À bien observer, les sociétés africaines contemporaines dans leur déploiement phénoménal, on s'aperçoit de la prédominance de la violence ; en ce sens qu'elles se laissent gouverner par les conflits. Au fait, dans ces sociétés, les acteurs sociaux (constituant la figure centrale des rapports sociaux), se trouvent parfois dessaisis de leur capacité à instruire, jusqu'à son terme, le procès de la société ; ou encore interviennent-ils pour que ce procès ne puisse s'énoncer dans les termes où il était défini jusqu'alors. C'est dire que les violences relèvent du projet humain de vivre ensemble ou de l'ultime spasme d'un mouvement social qui a échoué. Face à cet échec régulier du projet de vivre en communauté, la question du terrorisme en Afrique peut donc ne pas être étonnante. Reste à savoir tous les facteurs socioculturels qui contribuent à son avènement. En outre, le terrorisme serait-il inhérent à la configuration des sociétés africaines ? Autrement, l'Afrique aurait-elle du mal à adopter raisonnablement les cultures étrangères24(*) et les principes du vivre en commun ? Ou tout simplement, l'état de pauvreté des sociétés africaines justifierait-il le taux de criminalité en Afrique ?

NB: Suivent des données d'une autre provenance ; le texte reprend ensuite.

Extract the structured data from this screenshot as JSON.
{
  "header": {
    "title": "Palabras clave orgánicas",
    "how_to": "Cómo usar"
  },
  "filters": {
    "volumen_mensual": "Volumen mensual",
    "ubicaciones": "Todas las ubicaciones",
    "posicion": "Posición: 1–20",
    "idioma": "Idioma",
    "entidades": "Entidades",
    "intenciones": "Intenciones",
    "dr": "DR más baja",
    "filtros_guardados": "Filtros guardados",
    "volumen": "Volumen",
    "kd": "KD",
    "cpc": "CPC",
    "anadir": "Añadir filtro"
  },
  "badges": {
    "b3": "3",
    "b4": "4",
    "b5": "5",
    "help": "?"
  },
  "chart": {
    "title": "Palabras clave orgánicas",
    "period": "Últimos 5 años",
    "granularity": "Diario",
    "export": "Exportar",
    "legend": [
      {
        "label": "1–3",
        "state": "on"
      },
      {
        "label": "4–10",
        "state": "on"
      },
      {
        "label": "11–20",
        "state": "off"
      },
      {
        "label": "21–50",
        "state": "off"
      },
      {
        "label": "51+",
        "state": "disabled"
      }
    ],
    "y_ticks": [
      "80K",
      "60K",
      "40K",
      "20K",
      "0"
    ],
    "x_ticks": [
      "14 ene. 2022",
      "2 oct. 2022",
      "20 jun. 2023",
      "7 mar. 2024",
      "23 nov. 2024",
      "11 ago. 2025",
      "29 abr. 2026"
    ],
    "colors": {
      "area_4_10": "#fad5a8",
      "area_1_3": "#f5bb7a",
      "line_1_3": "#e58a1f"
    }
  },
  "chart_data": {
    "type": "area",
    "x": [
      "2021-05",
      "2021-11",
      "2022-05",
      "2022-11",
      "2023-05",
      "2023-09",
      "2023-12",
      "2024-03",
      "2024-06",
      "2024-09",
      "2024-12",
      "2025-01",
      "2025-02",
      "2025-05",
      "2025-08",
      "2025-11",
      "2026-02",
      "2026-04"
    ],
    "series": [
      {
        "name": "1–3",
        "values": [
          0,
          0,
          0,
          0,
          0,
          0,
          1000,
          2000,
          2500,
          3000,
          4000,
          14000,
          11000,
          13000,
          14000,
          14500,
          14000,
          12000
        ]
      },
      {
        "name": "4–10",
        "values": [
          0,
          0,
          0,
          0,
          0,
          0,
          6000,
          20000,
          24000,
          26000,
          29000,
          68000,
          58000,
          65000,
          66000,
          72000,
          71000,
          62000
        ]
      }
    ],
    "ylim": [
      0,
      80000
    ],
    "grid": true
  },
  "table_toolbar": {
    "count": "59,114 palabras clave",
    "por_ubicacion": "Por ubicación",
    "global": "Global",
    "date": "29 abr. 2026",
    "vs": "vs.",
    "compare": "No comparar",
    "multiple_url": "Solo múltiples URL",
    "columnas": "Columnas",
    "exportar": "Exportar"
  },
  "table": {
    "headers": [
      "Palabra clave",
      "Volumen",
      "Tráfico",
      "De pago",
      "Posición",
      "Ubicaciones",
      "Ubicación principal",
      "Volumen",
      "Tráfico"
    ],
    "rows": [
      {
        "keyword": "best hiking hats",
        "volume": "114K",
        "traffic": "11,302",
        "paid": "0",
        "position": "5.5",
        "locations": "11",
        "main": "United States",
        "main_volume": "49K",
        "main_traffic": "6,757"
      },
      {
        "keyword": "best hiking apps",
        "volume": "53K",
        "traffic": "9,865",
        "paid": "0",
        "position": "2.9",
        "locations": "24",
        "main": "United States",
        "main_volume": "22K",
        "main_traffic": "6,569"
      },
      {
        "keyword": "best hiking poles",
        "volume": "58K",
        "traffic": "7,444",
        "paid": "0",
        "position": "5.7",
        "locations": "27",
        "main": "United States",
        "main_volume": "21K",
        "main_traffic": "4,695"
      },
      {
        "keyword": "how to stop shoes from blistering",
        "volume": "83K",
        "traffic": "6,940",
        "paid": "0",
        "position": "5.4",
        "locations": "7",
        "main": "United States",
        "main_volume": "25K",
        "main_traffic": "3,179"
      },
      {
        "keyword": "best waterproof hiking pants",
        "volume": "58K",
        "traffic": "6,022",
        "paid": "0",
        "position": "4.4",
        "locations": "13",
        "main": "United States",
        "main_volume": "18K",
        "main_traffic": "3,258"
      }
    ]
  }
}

En Afrique, lorsqu'on parle de criminalité, on pense avant tout, à ces milliers de bras valides qui, peut-être parce que n'ayant pas reçu de formations efficientes capables de leur garantir des emplois stables, sont à la merci des idéologues tous azimuts. Venus pour la plupart des campagnes pour tenter leurs chances, ces jeunes sont confrontés, dès leurs arrivées, aux dures réalités urbaines : manque de travail qui implique le manque d'argent et ses revers. Faut-il alors reculer ou faut-il braver les obstacles dans l'espérance de l'intervention d'une divinité généreuse ? Le plus souvent, le second choix s'impose à ces aventuriers. C'est justement à partir de cet instant que les « FreedomFighters barbus »25(*)parviennent à les récupérer et à en faire des jihadistes.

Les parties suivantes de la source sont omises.